We consider the task of portfolio selection as a time series prediction problem. At each time-step we obtain prices of a universe of assets and are required to allocate our wealth across them with the goal of maximizing it, based on the historic price returns. We assume these returns are realizations of a general non-stationary stochastic process, and only assume they do not change significantly over short time scales. We follow a statistical learning approach, in which we bound the generalization error of a non-stationary stochastic process, using analogues of uniform laws of large numbers for non-i.i.d. random variables. We use the learning bounds to formulate an optimization algorithm for portfolio selection, and present favorable numerical results with financial data.

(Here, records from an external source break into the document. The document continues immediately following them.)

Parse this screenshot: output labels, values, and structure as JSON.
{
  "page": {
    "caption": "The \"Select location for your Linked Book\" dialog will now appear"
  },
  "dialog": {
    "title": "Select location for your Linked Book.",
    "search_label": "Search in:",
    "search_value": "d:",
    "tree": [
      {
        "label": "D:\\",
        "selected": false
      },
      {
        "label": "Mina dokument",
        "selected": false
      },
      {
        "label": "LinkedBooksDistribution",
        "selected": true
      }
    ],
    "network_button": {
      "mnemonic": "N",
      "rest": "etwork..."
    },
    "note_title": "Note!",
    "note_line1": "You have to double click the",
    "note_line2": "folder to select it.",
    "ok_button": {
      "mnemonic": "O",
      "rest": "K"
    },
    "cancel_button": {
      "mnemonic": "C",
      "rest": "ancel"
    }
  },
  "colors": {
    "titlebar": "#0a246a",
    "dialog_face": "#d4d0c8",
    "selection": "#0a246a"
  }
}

One of the main challenges in predicting financial markets is the non-stationary nature of the markets. One way to handle non-stationarity is to fit the data with a time series model, however, model assumptions are often simplistic and not valid in practice. An alternative approach to data modeling is algorithmic modeling Breiman (2001). In the i.i.d. setting, a method for deriving prediction algorithms is to use statistical learning theory to bound the generalization error by the empirical error and the complexity of the hypothesis class, which can lead to such algorithms, as in the case of the margin theories for the SupportVectorMachines and AdaBoost algorithms Mohri et al. (2012).
In Kuznetsov & Mohri (2015, 2020), the authors derived generalization bounds for non-stationary stochastic processes, without relying on assumptions of mixing or ergodicity that were assumed previously Dehling et al. (2002), Adams & Nobel (2010), Mohri & Rostamizadeh (2010). The bounds were derived using the non-i.i.d. measures of complexity introduced in Rakhlin et al. (2011, 2015a,b) based on binary trees. In the standard learning scenario with i.i.d. data, complexity measures as the Rademacher complexity are expressed as function of a sample of data. For non-stationary stochastic processes, the complexity measure has to capture the sequential nature of the data by some data structure, and the appropriate data structure is a binary tree. The other ingredient necessary to bound the generalization error introduced in Kuznetsov & Mohri (2015, 2020) is a measure of discrepancy between the future and past conditional distributions, which can be estimated from data. They used the bounds to derive a forecasting algorithm for kernel-based hypothesis with regression losses, in the non-stationary setting.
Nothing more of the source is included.